Go check out his Instagram page
Here is a simple Chinese pot. It’s a better quality than average pot. The lines are sharp, the finish is smooth.
It works too. Why do we use shallow containers for bonsai? It’s a valid question but many people don’t know the real reason.
They’ll say that a shallow pot “dwarfs” the tree. Or keeps it from growing tall (a splitting of a hair but those are two different things).
The only reason we use bonsai pots are just to make the tree look bigger. It’s an illusion of framing. The more shallow a pot, the larger the trunk looks.
Here’s an example from earlier in the year. A Brazilian Raintree from this post. I didn’t end up using the pot below, but these two pics illustrate my concept. It’s just a trick of perspective.
What’s funny is that all of the horticultural techniques we use in shaping the trees, from soil ingredients to fertilizing strategies, come from the artistic principle of framing the view to make the tree look bigger.

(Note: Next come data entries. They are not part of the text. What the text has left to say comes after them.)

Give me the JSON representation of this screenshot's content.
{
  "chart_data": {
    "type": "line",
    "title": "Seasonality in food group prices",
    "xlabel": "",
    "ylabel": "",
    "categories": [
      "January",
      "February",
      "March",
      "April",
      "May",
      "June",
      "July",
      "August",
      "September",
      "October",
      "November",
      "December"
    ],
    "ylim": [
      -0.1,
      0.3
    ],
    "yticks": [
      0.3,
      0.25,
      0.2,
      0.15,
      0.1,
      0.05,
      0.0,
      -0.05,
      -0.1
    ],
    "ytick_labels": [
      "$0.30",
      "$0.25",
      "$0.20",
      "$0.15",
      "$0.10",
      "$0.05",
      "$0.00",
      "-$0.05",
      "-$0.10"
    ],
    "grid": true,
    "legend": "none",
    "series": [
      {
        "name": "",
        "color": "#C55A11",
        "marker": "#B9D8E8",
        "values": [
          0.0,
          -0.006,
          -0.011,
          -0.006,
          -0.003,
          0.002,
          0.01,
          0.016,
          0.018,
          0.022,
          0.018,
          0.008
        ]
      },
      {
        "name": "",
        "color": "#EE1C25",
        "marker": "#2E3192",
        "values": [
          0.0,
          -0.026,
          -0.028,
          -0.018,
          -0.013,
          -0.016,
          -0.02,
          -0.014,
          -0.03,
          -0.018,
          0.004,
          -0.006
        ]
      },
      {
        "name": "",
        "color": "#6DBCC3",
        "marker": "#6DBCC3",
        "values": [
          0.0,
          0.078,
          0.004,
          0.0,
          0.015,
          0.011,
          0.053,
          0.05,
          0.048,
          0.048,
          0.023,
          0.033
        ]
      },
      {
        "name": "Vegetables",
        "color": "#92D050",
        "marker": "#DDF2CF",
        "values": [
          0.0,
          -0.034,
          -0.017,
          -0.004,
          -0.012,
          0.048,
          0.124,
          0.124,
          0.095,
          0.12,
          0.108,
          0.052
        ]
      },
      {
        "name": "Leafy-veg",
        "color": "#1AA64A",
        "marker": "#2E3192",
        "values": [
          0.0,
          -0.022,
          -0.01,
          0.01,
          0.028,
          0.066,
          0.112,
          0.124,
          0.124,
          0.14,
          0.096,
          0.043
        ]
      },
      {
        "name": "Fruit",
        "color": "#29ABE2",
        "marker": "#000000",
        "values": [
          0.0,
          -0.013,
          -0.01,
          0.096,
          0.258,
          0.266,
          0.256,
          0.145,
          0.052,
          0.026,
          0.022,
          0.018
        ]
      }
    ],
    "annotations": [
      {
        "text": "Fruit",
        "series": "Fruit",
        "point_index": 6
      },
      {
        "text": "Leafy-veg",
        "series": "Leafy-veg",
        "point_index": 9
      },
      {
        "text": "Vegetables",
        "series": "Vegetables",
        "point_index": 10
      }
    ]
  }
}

Let’s get back to that first pot that started my rambling.
It looks ancient.
It could be as much as 30-40 years old. To my son that’s ancient I guess. Or it could be only a year or two old. But bonsai has been practiced for about a thousand years, in one form or another. We don’t have many pots from that time, but the ones that have survived, are cherished. I’m not one to like something just because it’s old.
I like this little pot.
I like all the new pots I showed above (except the Betty Crocker one)
To me, the container and what a person likes, is a personal thing. I don’t question what you’ve chosen unless you ask me my opinion.
And that attitude is not a surprise to my loyal readers. If you like a pink pot, use a pink pot. Just make sure it conveys the idea that you are trying to illustrate. If you are showing a bald cypress, and it’s in a swamp style, a blue pot, indicative of water, may be the color you should use.
Bonsai is, after all, a representational Art.